Each year, approximately 390,000 care workers in the UK leave their jobs, with around 110,000 job vacancies at any one time, which creates an increasing demand for carers. A career in the care sector is hard work, but certainly one of the most rewarding through dedicating your life to caring for others.

At The Royal Alfred, we place an emphasis on the care of not just the residents at our Belvedere House care home, but also our staff members who help to make the Society a truly caring home for those who reside with us.

The importance of supporting your workforce is more important than ever today, with greater awareness around mental health in the workplace. In the UK, one in four of us will encounter a mental health problem at one point in our lives, with work being a factor in aggravating pre-existing conditions.

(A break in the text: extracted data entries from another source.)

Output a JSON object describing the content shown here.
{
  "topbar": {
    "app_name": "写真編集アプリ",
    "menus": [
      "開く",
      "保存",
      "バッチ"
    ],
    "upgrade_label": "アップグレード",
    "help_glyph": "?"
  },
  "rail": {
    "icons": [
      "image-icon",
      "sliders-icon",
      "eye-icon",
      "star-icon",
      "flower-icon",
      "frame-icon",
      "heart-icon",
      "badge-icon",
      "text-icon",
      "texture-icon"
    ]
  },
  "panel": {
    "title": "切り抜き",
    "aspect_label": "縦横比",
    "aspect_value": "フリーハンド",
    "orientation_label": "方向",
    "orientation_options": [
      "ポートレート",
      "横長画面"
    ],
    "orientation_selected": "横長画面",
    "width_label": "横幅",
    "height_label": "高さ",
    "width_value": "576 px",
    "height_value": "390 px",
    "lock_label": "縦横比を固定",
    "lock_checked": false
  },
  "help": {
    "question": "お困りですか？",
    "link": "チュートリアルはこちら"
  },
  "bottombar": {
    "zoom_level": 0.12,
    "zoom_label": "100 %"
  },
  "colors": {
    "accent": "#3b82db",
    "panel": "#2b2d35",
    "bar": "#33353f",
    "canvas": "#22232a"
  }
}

As a care home, it is our duty to ensure all staff feel supported in their roles, where factors such as a close-knit team, supportive senior management that can identify areas of concern for the workforce and also social events for staff members to enjoy and become immersed in, can contribute to a happier workforce.

Benefits of an encouraging employer that can be positive on the employee, such as fantastic career opportunities (like those we offer at the Society) contribute to our low staff turnover rate of 14% – with the industry average sitting at 23%. One example of how we implement this support into day-to-day life is by our in-house trainer, Sharon Hicks who delivers bespoke skills courses to individuals.

Thanks to this investment into training, currently, our staff training levels are at an all-time high of 100%, meaning the team are highly skilled and all staff have had the relevant training for their specific roles. A dedicated in-house trainer means staff are supported in their development and with training suited to their needs – nurturing career progression and highlighting to carers that investing in their futures is important to us.

Another element The Royal Alfred has found successful when supporting our workforce is carrying out staff surveys for feedback. Regular staff surveys are conducted to ensure our staff are listened to and guarantees a dialogue between employees and senior managers. There is an established line of reporting for staff, who understand the management structure and receive mentoring from their colleagues to help with their progression, which is highly encouraged within the home.

The Royal Alfred offers staff a strong personal development plan focused on training and career development, individualised to each staff member to ensure training needs are met and each person can fulfil their career ambitions. We believe this helps to support all staff, also encouraging consistent performance that ultimately benefits not only our workforce’s wellbeing, but the residents that they care for each day.

Lastly, one final good practice to support our staff is by celebrating their achievements. Each year we celebrate those that reach significant anniversaries with our Long Service Awards. We are always seeking to personally commend staff members who go above and beyond in a very high pressure and often emotionally challenging environment and our Long Service Awards are a way of rewarding and celebrating the development of individual staff members.

In short, support your workforce and your employees will get more out of their role leading to better staff retention rates and a clear career path. This helps to provide the overall outstanding level of care that all residents at end of life deserve and ensures the mental wellbeing of your carers.